Momentary excessive speeding can constitute dangerous driving – R. v. Chung, 2020 SCC 8

In order to be found guilty of the criminal offence of dangerous driving, a person must be driving in a dangerous manner and have a “guilty mind”. In dangerous driving cases, a person has a guilty mind when they drive with a “marked departure from the standard of care which a reasonable person would have exercised in the same circumstances” (R. v. Roy 2012 SCC 26 at para 36).

In the recent Supreme Court decision of R. v. Chung, the Court found that conduct that “creates foreseeable and immediate risks of serious consequences can still be a marked departure from the norm” even if the conduct is only momentary (para 22). This is a distinction from previous decisions where the Court found that momentary lapses in attention or judgement commonly occur due to the “automatic and reflexive nature of driving”  and therefore, would not be enough to demonstrate a guilty mind (R. v. Beatty, 2008 SCC 5 at para 34).

In this case, Mr. Chung rapidly accelerated to a speed of 140 km/h and changed lanes quickly in order to pass a vehicle that had slowed down to turn. Mr. Chung did so while approaching an intersection where another driver was in the process of turning left across his path. The collision of the two vehicles resulted in the death of the other driver. The Supreme Court found that a reasonable person in the same circumstances would have foreseen the risk from “accelerating rapidly and speeding into that major intersection” and would have taken different actions (R. v. Chung at para 23).

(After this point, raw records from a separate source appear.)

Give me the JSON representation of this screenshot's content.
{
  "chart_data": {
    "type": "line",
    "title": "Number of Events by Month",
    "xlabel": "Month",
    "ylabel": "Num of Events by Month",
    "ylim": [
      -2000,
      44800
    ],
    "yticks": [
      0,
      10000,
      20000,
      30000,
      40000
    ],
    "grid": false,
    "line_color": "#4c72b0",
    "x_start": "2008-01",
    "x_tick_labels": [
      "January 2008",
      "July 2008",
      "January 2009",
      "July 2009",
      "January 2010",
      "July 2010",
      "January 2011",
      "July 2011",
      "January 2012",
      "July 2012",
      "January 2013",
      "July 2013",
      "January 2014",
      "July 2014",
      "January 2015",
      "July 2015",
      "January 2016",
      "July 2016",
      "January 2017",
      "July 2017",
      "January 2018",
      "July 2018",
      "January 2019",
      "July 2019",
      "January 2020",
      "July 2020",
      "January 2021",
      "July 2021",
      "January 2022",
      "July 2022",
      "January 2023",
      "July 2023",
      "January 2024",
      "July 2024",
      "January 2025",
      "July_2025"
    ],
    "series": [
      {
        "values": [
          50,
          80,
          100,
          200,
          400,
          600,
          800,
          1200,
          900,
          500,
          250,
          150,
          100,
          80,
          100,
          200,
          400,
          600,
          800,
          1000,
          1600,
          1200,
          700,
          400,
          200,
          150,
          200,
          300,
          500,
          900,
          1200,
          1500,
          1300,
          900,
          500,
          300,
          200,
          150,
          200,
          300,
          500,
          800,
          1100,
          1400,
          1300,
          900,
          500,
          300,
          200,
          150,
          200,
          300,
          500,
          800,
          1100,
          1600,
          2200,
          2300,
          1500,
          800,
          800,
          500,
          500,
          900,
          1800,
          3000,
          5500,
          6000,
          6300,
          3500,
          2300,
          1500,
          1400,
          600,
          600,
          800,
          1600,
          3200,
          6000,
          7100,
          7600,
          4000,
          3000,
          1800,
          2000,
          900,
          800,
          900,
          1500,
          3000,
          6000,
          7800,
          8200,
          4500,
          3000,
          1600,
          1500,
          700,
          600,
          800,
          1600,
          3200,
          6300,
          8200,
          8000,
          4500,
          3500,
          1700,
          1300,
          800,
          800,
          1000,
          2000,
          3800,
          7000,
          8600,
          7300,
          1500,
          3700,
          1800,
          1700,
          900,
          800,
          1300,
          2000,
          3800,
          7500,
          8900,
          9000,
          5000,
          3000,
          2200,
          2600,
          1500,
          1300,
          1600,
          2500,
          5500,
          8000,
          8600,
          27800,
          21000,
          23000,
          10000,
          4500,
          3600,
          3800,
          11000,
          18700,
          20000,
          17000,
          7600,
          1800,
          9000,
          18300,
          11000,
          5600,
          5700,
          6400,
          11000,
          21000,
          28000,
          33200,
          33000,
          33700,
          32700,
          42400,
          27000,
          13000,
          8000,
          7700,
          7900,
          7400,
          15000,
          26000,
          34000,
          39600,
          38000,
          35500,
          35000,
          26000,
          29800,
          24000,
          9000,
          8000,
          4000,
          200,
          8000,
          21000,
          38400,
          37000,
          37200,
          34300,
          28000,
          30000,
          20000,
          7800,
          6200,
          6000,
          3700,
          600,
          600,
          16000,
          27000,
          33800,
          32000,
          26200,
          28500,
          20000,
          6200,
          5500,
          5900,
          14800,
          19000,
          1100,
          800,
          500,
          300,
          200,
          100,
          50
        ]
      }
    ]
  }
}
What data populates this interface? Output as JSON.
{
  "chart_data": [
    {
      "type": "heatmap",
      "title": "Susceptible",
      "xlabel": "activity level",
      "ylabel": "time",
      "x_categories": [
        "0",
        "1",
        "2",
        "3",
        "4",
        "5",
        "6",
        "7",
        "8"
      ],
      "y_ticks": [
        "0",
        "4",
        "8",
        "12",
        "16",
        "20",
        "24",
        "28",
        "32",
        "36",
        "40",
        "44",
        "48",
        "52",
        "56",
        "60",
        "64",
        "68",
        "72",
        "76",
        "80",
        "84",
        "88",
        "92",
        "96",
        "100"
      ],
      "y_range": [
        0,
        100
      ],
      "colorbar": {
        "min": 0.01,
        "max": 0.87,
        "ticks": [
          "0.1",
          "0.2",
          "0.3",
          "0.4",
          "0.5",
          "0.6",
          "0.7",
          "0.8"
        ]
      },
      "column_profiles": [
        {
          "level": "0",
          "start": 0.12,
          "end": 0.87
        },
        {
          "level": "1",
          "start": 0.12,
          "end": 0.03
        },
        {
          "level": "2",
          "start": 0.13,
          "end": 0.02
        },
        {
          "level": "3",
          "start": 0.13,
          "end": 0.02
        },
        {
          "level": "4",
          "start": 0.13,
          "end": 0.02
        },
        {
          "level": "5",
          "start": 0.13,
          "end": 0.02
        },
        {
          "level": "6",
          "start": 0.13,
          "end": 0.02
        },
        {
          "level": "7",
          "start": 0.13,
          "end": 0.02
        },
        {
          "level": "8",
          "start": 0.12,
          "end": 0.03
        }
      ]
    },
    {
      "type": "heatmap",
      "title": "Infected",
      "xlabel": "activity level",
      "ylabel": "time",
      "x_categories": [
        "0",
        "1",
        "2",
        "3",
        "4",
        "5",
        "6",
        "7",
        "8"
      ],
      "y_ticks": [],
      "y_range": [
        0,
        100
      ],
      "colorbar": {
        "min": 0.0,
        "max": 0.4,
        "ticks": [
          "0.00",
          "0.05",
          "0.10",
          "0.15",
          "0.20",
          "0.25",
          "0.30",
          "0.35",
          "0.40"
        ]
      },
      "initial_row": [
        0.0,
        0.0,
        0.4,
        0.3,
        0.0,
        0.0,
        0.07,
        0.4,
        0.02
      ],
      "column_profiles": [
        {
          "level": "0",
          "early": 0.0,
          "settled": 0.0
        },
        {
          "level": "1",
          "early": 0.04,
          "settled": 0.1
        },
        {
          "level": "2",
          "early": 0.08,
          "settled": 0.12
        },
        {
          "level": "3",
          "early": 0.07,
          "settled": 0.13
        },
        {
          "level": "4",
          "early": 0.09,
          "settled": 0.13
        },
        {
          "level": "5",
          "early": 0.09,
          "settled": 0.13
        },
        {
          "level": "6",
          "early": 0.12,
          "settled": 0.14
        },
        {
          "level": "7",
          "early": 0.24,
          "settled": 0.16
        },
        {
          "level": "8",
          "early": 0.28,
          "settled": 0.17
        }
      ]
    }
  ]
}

Justice Karakatsanis wrote a dissenting opinion arguing that the finding of not guilty from the trial judge should be restored. Crown prosecutors do not get to appeal any trial decision they disagree with. A trial judge must make an error in their use of the law in order for a Crown to be able to appeal. Justice Karakatsanis found that in this case, the trial judge demonstrated a proper grasp of the law. However, all of the other judges hearing Mr. Chung’s appeal found that the trial judge did not use the correct legal test by failing to consider what a reasonable person would have foreseen and done in the same circumstances As a result, Mr. Chung was found guilty of dangerous driving causing death.